Clamp `minCellCount` entries in `*.csv` results files #31

Open msuchard opened 1 year ago

msuchard commented 1 year ago

Most data sources cannot release CohortIncidence results files as they contain entries with counts < minCellCount. Please implement before next round of network studies.

chrisknoll commented 1 year ago

@msuchard , I have prioritized this, but I need to rules of minCell count. Is it the number of outcomes? persons at risk? pre-exclude persons at risk? Please let me know what the min cell rules are and I'll implement.

The reason why I left this out is that different contexts may have different min-cell rules and I was considering leaving it to the publishers to trim their results and not depend on a specific design choice in the tool.

chrisknoll commented 1 year ago

@msuchard , i'm still waiting for your response. There is some confusion about how minCell is being applied in different HADES tools: in some cases, you remove the records that don't satisfy min cell (I believe feature extract works this way). In other cases, we see the mincell value being replaced by a value that represents a negative of the mincell paramater. These are very different behaviors, and so I'd like to understand what the standard approach is.

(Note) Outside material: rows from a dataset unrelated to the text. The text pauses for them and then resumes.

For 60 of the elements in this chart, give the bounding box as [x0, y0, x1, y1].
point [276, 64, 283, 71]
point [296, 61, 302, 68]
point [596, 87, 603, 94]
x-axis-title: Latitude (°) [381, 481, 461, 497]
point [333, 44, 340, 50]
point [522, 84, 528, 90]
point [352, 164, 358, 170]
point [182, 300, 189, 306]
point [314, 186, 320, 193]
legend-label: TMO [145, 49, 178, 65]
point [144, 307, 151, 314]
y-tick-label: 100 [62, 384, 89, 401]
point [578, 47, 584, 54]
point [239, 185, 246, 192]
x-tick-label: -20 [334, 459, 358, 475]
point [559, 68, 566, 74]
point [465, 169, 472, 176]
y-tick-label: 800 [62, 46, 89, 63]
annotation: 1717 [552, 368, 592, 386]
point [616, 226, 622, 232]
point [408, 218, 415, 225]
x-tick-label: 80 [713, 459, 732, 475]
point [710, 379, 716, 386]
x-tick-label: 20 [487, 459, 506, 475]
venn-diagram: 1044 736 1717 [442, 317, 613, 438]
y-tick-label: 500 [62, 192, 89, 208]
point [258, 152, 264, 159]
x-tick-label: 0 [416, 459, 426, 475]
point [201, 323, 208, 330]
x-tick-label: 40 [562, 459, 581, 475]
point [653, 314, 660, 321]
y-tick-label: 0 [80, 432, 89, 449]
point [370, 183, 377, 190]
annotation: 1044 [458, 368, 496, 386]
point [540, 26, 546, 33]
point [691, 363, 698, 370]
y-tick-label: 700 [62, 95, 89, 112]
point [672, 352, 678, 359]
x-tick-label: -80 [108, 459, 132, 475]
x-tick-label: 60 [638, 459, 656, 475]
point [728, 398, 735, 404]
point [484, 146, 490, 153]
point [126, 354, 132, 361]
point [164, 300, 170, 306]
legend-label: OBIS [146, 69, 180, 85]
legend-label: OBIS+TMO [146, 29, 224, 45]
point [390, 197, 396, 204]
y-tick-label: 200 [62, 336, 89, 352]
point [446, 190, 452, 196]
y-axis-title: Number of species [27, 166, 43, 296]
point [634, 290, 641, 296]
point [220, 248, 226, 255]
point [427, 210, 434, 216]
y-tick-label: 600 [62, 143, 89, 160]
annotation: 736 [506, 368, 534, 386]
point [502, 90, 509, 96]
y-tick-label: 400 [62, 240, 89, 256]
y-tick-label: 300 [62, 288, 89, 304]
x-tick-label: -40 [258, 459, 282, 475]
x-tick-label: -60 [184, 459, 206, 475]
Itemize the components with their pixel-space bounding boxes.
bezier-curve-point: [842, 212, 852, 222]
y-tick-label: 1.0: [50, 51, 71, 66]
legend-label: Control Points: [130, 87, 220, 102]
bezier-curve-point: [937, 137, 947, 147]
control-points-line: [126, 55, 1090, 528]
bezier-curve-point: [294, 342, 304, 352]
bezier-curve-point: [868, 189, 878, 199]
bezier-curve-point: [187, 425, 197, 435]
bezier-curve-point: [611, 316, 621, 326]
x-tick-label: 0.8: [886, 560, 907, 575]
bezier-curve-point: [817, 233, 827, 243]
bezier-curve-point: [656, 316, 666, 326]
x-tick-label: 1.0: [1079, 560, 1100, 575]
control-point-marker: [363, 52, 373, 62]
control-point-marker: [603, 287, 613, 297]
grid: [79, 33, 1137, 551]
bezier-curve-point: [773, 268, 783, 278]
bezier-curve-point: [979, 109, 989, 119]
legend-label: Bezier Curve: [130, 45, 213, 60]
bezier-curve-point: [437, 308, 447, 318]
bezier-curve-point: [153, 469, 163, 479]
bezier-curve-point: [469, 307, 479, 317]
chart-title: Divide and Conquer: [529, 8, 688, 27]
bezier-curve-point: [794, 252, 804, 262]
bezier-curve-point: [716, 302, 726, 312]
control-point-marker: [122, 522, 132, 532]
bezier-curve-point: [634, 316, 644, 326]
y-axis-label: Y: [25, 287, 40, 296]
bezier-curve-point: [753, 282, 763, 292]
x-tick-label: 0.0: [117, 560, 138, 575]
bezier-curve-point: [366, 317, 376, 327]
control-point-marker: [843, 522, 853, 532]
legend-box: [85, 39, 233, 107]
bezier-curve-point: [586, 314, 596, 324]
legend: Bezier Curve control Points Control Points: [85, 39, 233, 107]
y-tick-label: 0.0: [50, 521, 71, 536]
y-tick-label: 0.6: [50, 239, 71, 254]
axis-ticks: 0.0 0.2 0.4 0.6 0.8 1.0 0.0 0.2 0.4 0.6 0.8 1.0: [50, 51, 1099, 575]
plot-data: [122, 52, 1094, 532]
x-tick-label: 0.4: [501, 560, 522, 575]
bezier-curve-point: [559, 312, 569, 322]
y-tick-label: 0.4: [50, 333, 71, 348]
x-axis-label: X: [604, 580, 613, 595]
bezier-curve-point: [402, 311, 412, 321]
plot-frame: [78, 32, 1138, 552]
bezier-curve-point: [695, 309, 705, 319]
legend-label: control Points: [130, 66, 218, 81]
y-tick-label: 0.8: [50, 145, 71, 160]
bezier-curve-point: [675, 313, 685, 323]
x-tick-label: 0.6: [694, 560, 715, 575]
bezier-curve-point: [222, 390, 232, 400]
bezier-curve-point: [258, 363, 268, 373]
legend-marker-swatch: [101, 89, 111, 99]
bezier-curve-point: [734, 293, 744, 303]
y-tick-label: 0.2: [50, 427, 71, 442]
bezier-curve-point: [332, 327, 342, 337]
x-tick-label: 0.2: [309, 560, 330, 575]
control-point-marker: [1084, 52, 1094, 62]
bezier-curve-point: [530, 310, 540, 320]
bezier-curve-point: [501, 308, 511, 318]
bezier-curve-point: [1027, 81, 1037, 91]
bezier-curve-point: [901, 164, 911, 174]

Alternatively, we can leave this alone in this tool, and leave it to the users of the tool to trim their own results based on their own rules.

chrisknoll commented 1 year ago

Spoke to @anthonysena and we're going to put this logic in CohortIncidenceModule where we have the CSV/dataframe to filter.

chrisknoll commented 1 year ago

This has been addressed in CohortIncidenceModule.

msuchard commented 1 year ago

thank you @chrisknoll !!!

msuchard commented 1 year ago

Hi @anthonysena, @chrisknoll and @pbr6cornell --

I don't think the solution currently in CohortIncidenceModule will pass muster. It is still possible to back calculate patient or event counts that are less than minCellCount through the reported incidence_proportion_p100p and incidence_rate_p100py.

As a hypothetical example, suppose I have 789 patients at risk and a (currently not truncated in the output) incidence prop of 0.12531328. Even though my outcome count is truncated to -10, I can still back-calculate the count to 1.

I think both the reported proportion and rate also need to be truncated.

When the outcome count is truncated, then the truncated proportion / rate is < minCellCount / reported patients.

When the patient count is truncated and the outcome count is not 0, then things get a little undefined in terms of > or < ... so can we just return rates of NA here?

Let me know when the Main.R in the module is updated and I'll give it a try.

chrisknoll commented 1 year ago

These are excellent, albeit late, points!

How about we return NA on any calculated column where one of the source columns were truncated? So, if persons at risk or outcomes < minCell value, those will be set to -minCellValue, and the proportions and rates will be set to NA?